The favorite Byronic heroes were beginning to look something like last night’s decorations seen in the sober dawn.  So fast does a  little leaven spread within us–so incalculable is the effect of one personality on another.  Behind all Esther’s thoughts like an unacknowledged yet constraining reverence, there was the sense, that if Felix Holt were to love her, her life would be exalted into something quite new–into a sort of difficult blessedness, such as one many imagine in beings who are conscious of painfully growing into the possession of higher powers.”

Harold, on the other hand, becomes interested in Esther when he learns that she is, through some very convoluted circumstances, the true heir of his estate. Harold acknowledges her position, and begins to court her.  If they marry, everyone will be happy.

Esther gradually becomes a realistic, three-dimensional character whose understanding of the political riot that sends Felix to jail is far beyond what we expect of the  beautiful “novel-reading” minister’s daughter.

I cannot pretend this is a George Eliot “must-read”:  it is, in fact, the least brilliant of her major novels. Felix is not a very well-rounded, believable character; Harold is also a bit of a stick.  Eliot was ill when she wrote this novel, and it shows.

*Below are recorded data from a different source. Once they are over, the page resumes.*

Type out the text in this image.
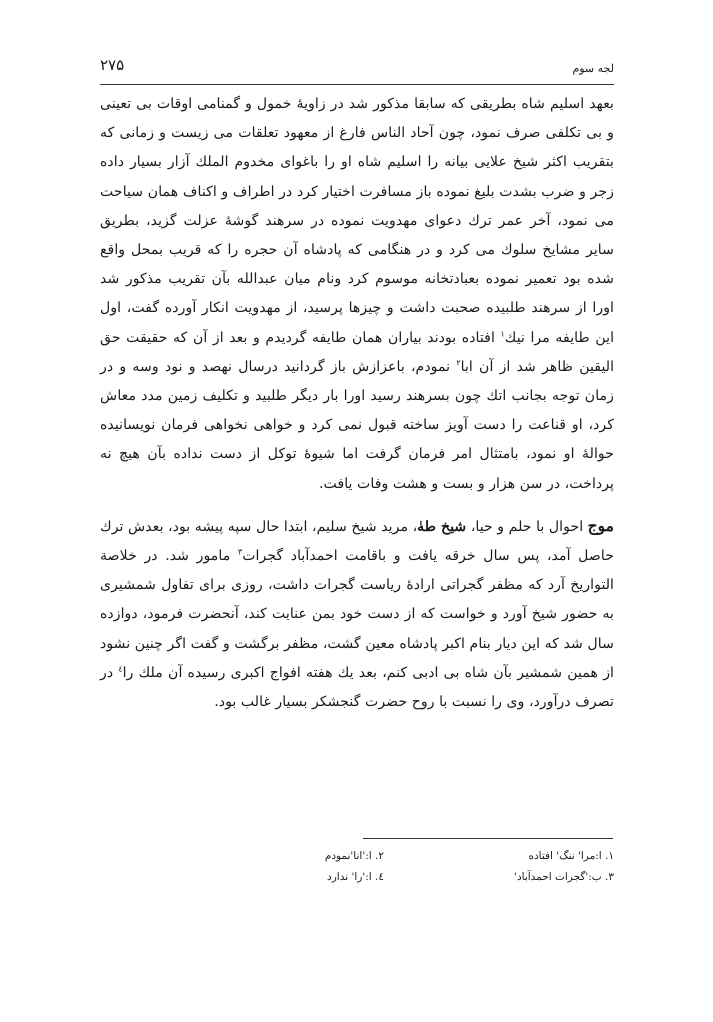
۲۷۵	لجه سوم

بعهد اسلیم شاه بطریقی که سابقا مذکور شد در زاویهٔ خمول و گمنامی اوقات بی تعینی و بی تکلفی صرف نمود، چون آحاد الناس فارغ از معهود تعلقات می زیست و زمانی که بتقریب اکثر شیخ علایی بیانه را اسلیم شاه او را باغوای مخدوم الملك آزار بسیار داده زجر و ضرب بشدت بلیغ نموده باز مسافرت اختیار کرد در اطراف و اکناف همان سیاحت می نمود، آخر عمر ترك دعوای مهدویت نموده در سرهند گوشهٔ عزلت گزید، بطریق سایر مشایخ سلوك می کرد و در هنگامی که پادشاه آن حجره را که قریب بمحل واقع شده بود تعمیر نموده بعبادتخانه موسوم کرد ونام میان عبدالله بآن تقریب مذکور شد اورا از سرهند طلبیده صحبت داشت و چیزها پرسید، از مهدویت انکار آورده گفت، اول این طایفه مرا نیك$^۱$ افتاده بودند بیاران همان طایفه گردیدم و بعد از آن که حقیقت حق الیقین ظاهر شد از آن ابا$^۲$ نمودم، باعزازش باز گردانید درسال نهصد و نود وسه و در زمان توجه بجانب اتك چون بسرهند رسید اورا بار دیگر طلبید و تکلیف زمین مدد معاش کرد، او قناعت را دست آویز ساخته قبول نمی کرد و خواهی نخواهی فرمان نویسانیده حوالهٔ او نمود، بامتثال امر فرمان گرفت اما شیوهٔ توکل از دست نداده بآن هیچ نه پرداخت، در سن هزار و بست و هشت وفات یافت.

موج احوال با حلم و حیا، شیخ طهٰ، مرید شیخ سلیم، ابتدا حال سپه پیشه بود، بعدش ترك حاصل آمد، پس سال خرقه یافت و باقامت احمدآباد گجرات$^۳$ مامور شد. در خلاصة التواریخ آرد که مظفر گجراتی ارادهٔ ریاست گجرات داشت، روزی برای تفاول شمشیری به حضور شیخ آورد و خواست که از دست خود بمن عنایت کند، آنحضرت فرمود، دوازده سال شد که این دیار بنام اکبر پادشاه معین گشت، مظفر برگشت و گفت اگر چنین نشود از همین شمشیر بآن شاه بی ادبی کنم، بعد یك هفته افواج اکبری رسیده آن ملك را$^٤$ در تصرف درآورد، وی را نسبت با روح حضرت گنجشکر بسیار غالب بود.

۱. ا:مرا' ننگ' افتاده
۲. ا:'انا'نمودم
۳. ب:'گجرات احمدآباد'
٤. ا:'را' ندارد
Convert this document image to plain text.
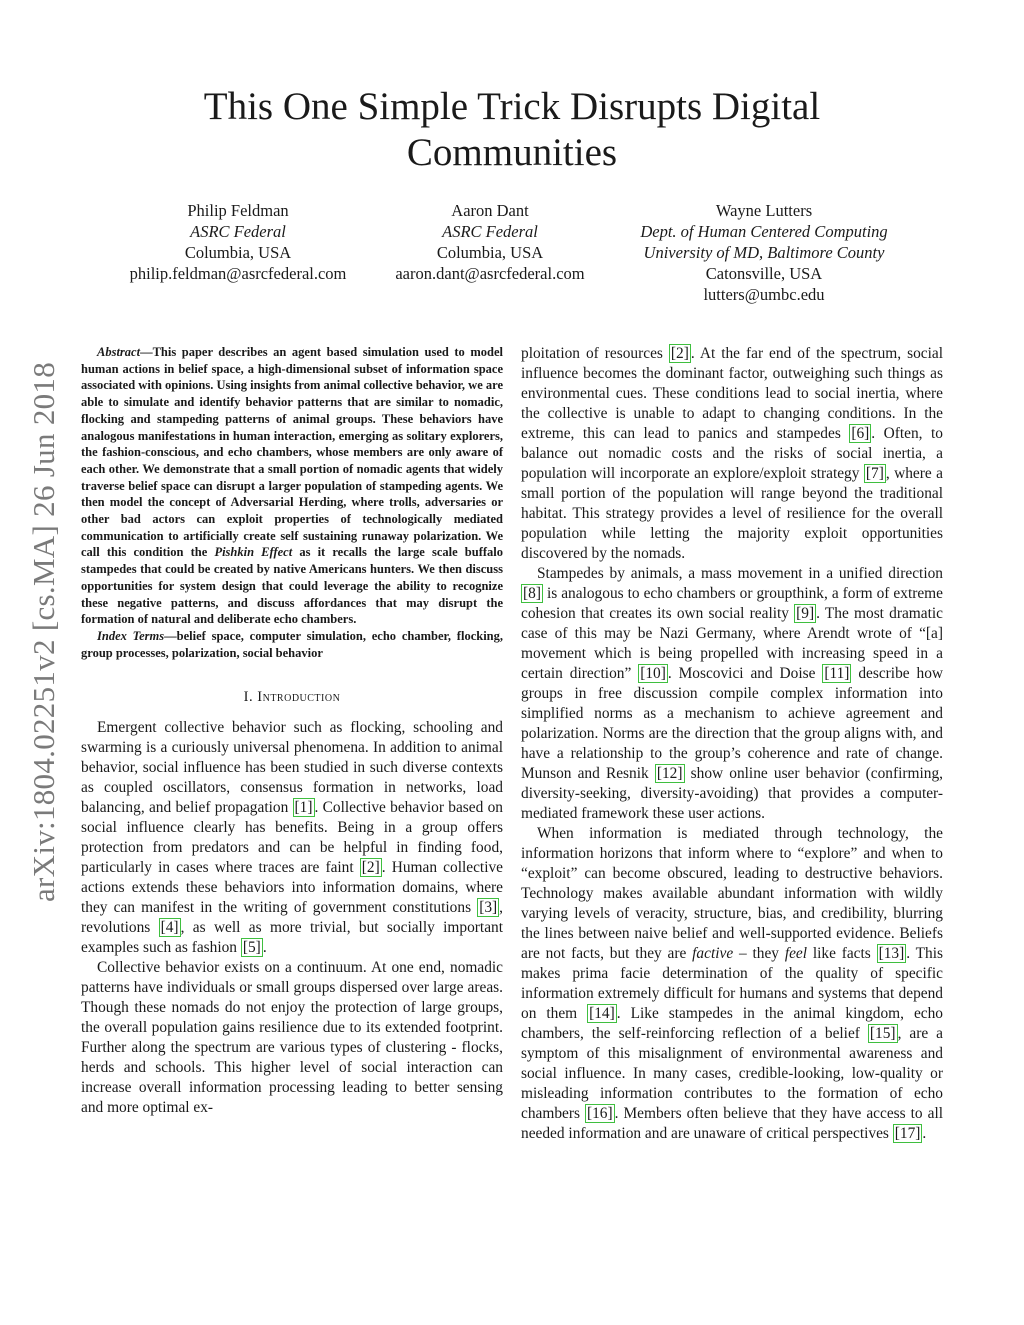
arXiv:1804.02251v2 [cs.MA] 26 Jun 2018
This One Simple Trick Disrupts Digital Communities
Philip Feldman
ASRC Federal
Columbia, USA
philip.feldman@asrcfederal.com
Aaron Dant
ASRC Federal
Columbia, USA
aaron.dant@asrcfederal.com
Wayne Lutters
Dept. of Human Centered Computing
University of MD, Baltimore County
Catonsville, USA
lutters@umbc.edu

Abstract—This paper describes an agent based simulation used to model human actions in belief space, a high-dimensional subset of information space associated with opinions. Using insights from animal collective behavior, we are able to simulate and identify behavior patterns that are similar to nomadic, flocking and stampeding patterns of animal groups. These behaviors have analogous manifestations in human interaction, emerging as solitary explorers, the fashion-conscious, and echo chambers, whose members are only aware of each other. We demonstrate that a small portion of nomadic agents that widely traverse belief space can disrupt a larger population of stampeding agents. We then model the concept of Adversarial Herding, where trolls, adversaries or other bad actors can exploit properties of technologically mediated communication to artificially create self sustaining runaway polarization. We call this condition the Pishkin Effect as it recalls the large scale buffalo stampedes that could be created by native Americans hunters. We then discuss opportunities for system design that could leverage the ability to recognize these negative patterns, and discuss affordances that may disrupt the formation of natural and deliberate echo chambers.

Index Terms—belief space, computer simulation, echo chamber, flocking, group processes, polarization, social behavior

I. Introduction

Emergent collective behavior such as flocking, schooling and swarming is a curiously universal phenomena. In addition to animal behavior, social influence has been studied in such diverse contexts as coupled oscillators, consensus formation in networks, load balancing, and belief propagation [1] . Collective behavior based on social influence clearly has benefits. Being in a group offers protection from predators and can be helpful in finding food, particularly in cases where traces are faint [2] . Human collective actions extends these behaviors into information domains, where they can manifest in the writing of government constitutions [3] , revolutions [4] , as well as more trivial, but socially important examples such as fashion [5] .

Collective behavior exists on a continuum. At one end, nomadic patterns have individuals or small groups dispersed over large areas. Though these nomads do not enjoy the protection of large groups, the overall population gains resilience due to its extended footprint. Further along the spectrum are various types of clustering - flocks, herds and schools. This higher level of social interaction can increase overall information processing leading to better sensing and more optimal ex-

ploitation of resources [2] . At the far end of the spectrum, social influence becomes the dominant factor, outweighing such things as environmental cues. These conditions lead to social inertia, where the collective is unable to adapt to changing conditions. In the extreme, this can lead to panics and stampedes [6] . Often, to balance out nomadic costs and the risks of social inertia, a population will incorporate an explore/exploit strategy [7] , where a small portion of the population will range beyond the traditional habitat. This strategy provides a level of resilience for the overall population while letting the majority exploit opportunities discovered by the nomads.

Stampedes by animals, a mass movement in a unified direction [8] is analogous to echo chambers or groupthink, a form of extreme cohesion that creates its own social reality [9] . The most dramatic case of this may be Nazi Germany, where Arendt wrote of “[a] movement which is being propelled with increasing speed in a certain direction” [10] . Moscovici and Doise [11] describe how groups in free discussion compile complex information into simplified norms as a mechanism to achieve agreement and polarization. Norms are the direction that the group aligns with, and have a relationship to the group’s coherence and rate of change. Munson and Resnik [12] show online user behavior (confirming, diversity-seeking, diversity-avoiding) that provides a computer-mediated framework these user actions.

When information is mediated through technology, the information horizons that inform where to “explore” and when to “exploit” can become obscured, leading to destructive behaviors. Technology makes available abundant information with wildly varying levels of veracity, structure, bias, and credibility, blurring the lines between naive belief and well-supported evidence. Beliefs are not facts, but they are factive – they feel like facts [13] . This makes prima facie determination of the quality of specific information extremely difficult for humans and systems that depend on them [14] . Like stampedes in the animal kingdom, echo chambers, the self-reinforcing reflection of a belief [15] , are a symptom of this misalignment of environmental awareness and social influence. In many cases, credible-looking, low-quality or misleading information contributes to the formation of echo chambers [16] . Members often believe that they have access to all needed information and are unaware of critical perspectives [17] .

It is negligible compared to Middlemarch, Daniel Deronda, or The Mill in the Floss, her masterpieces.

Nonetheless, I very much enjoyed it.  A beautifully-written book over the holidays.  What could be better?

N.B.  I recently wrote about Mrs. Humphry Ward’s Marcella here.  I jotted a few notes about Bronte’s Shirley, Gaskell’s Mary Barton, and Meredith’s Beauchamp’s Career at my old blogs, but so briefly that I won’t bother you with links.  All five are worth reading in their way, but they are not brilliant.